Kafka escribió más. Tres novelas inacabadas, otros cuentos, una colección aleatoria de meditaciones, cartas y sus diarios. La tuberculosis pudo más que el meticuloso cuidado de su escritura. No alcanzó –o no se aventuró– a publicar ningún otro texto. Murió en Viena en 1924 a la edad de 40 años. Antes, pidió a su amigo y confidente Max Brod que quemara sus manuscritos. Brod desoyó la súplica de su amigo y publicó varios de ellos. Desde entonces el argumento es famoso: Brod habría acatado la voluntad íntima, no declarada, del muerto. Kafka podría haber destruido él mismo sus escritos. Dejó que otros lo hicieran por escrúpulos que desconocemos, no para que complacieran su último deseo.

Jorge Luis Borges, del cual siempre se espera una teoría inédita, sugiere otra hipótesis: Kafka hubiera deseado escribir una obra venturosa y serena, no la uniforme serie de pesadillas que su sinceridad le dictó. En otras palabras: al verse en el espejo de sus propios textos, sentía que era otro distinto, acaso un desconocido que lo inquietaba o hasta lo intimidaba. Sin saber exactamente por qué, temía por la integridad de la relación entre su obra y la imagen de sí. Al menos es lo que escribe en sus Diarios:

“Este miedo (a la escritura) es justificado, porque sólo habría que fijar definitivamente la conciencia de uno mismo mediante la literatura, cuando esto pudiera hacerse con la mayor integridad hasta las últimas consecuencias accesorias, así como con entera veracidad. Porque de no ocurrir así –y de todos modos no soy capaz de ello–, lo escrito sustituye entonces, por propio deseo y con la prepotencia de lo fijado, a lo que se siente de un modo general y lo hace únicamente de manera que el auténtico sentimiento desaparece, y uno reconoce demasiado tarde la futilidad de lo anotado.”

En sus anotaciones sobre la novela El proceso, Milan Kundera acaso encuentra a ese otro Kafka oculto en sí mismo en el desasosiego de los avatares de Joseph K., el infortunado héroe del relato. Acechado por una insensata sospecha, K. nunca logra descubrir de qué se le acusa, ni quién lo acusa. Jamás llega a enfrentar a quien dio la orden de que se presente ante el juzgado; éste, que actúa en lo invisible, sin previo juicio, termina por hacerlo matar.

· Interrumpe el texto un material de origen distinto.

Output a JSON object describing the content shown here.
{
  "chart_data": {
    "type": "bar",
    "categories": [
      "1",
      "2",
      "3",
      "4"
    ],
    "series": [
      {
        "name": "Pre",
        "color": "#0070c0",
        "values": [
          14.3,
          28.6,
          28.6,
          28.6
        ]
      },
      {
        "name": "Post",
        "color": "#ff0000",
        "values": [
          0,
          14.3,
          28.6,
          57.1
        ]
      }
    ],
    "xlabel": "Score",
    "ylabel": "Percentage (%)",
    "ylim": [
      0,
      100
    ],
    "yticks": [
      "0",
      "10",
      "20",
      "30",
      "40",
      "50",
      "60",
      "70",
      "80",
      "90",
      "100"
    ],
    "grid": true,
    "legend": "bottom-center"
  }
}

En La risa de Kafka, Kundera contrasta la figura de Raskólnikov (Dostoievski) con la de Joseph K. El personaje de Crimen y castigo no logra lidiar con la culpa que lo acecha; para liberarse de su peso, y hallar cierta paz, acepta su castigo. Es la lógica de la teodicea de la moral cristiana: la culpa que busca el castigo. En Kafka, escribe Kundera, esta lógica se invierte. El sospechoso no conoce la razón de la sospecha. Así la sospecha deviene el castigo mismo. Como desconoce los motivos de su falta o delito, más aún: ni siquiera conoce la falta misma, el acusado necesita explicarse la razón de por qué es acusado: el castigo busca la falta. Pero éste debe consumarse: el castigo encuentra a la falta a fin de cuentas.

Y qué castigo mayor para un escritor, que la desdicha de verse paralizado ante la publicación de su obra.